Acceptance criteria define the boundaries of a user story. They tell the team exactly when a feature is done — and they prevent the most common source of rework: disagreement over what "done" means.
What Are Acceptance Criteria?
Acceptance criteria are conditions a feature must satisfy to be accepted by the Product Owner and stakeholders. They answer: How do we know this story is complete?
Good acceptance criteria are:
- Specific — no ambiguity
- Testable — a QA engineer can write a test case from them
- Agreed upon — written before development starts, not after
Two Common Formats
1. Given/When/Then (Gherkin)
Best for behaviour-driven development (BDD) and when working closely with QA.
Given [a starting context]
When [an action is taken]
Then [a specific outcome occurs]
Example:
Given a registered user is on the login page
When they submit a valid email and password
Then they are redirected to their dashboard
And a session cookie is set
2. Checklist Format
Best for simpler stories or teams not using BDD tools.

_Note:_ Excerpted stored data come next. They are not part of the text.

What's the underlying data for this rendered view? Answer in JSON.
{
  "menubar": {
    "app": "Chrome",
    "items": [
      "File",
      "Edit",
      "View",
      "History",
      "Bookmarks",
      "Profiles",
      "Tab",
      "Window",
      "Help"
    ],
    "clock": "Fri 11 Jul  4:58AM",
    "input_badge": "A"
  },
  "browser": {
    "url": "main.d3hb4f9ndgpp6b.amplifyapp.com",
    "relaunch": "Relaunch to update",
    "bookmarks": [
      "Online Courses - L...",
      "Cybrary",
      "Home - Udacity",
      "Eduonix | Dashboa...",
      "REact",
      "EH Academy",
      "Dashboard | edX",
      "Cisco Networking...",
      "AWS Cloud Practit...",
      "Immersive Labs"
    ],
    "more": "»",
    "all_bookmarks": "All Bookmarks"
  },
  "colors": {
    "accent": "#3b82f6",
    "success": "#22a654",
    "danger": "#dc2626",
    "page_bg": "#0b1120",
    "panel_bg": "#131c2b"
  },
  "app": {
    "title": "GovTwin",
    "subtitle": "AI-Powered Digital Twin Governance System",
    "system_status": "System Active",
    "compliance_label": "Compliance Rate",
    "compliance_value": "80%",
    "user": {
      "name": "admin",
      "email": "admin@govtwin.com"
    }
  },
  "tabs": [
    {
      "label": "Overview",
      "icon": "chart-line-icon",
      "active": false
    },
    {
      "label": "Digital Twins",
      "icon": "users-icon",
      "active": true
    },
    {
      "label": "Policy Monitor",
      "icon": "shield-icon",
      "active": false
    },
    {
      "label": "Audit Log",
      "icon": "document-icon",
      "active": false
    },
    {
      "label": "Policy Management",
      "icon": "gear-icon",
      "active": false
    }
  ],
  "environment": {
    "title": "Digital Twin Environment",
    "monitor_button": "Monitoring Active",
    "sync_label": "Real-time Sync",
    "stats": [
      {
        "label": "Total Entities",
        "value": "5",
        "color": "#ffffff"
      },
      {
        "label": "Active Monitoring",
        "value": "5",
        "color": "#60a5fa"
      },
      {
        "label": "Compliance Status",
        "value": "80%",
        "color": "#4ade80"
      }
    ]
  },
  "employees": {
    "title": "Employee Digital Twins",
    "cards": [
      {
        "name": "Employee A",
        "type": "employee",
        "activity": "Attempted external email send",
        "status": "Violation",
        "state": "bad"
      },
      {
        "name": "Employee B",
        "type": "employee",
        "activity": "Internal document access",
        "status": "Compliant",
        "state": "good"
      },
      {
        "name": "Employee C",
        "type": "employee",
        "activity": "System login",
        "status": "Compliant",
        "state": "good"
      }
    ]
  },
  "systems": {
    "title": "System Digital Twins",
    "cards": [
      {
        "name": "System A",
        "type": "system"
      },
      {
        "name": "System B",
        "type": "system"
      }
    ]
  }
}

- [ ] User can log in with email and password
- [ ] Error message shown for invalid credentials
- [ ] Account locked after 5 failed attempts
- [ ] Password field is masked by default
When to Write Them
Acceptance criteria should be written during refinement, before the sprint. The Product Owner drafts them; the team reviews and challenges them. If you can't write acceptance criteria for a story, the story isn't ready to be pointed or pulled into a sprint.
Common Mistakes
Too vague: "User can log in successfully" — what does success look like?
Too implementation-specific: "Use JWT tokens with a 24-hour expiry" — that's a technical decision, not acceptance criteria.
Written after development: At that point you're documenting what was built, not defining what should be built.
Missing edge cases: Happy path only. Always ask: what happens when it goes wrong?
Checklist Before You Finalise
- [ ] Can a QA engineer write a test from each criterion?
- [ ] Does each criterion describe behaviour, not implementation?
- [ ] Are error states and edge cases covered?
- [ ] Has the whole team reviewed and agreed on them?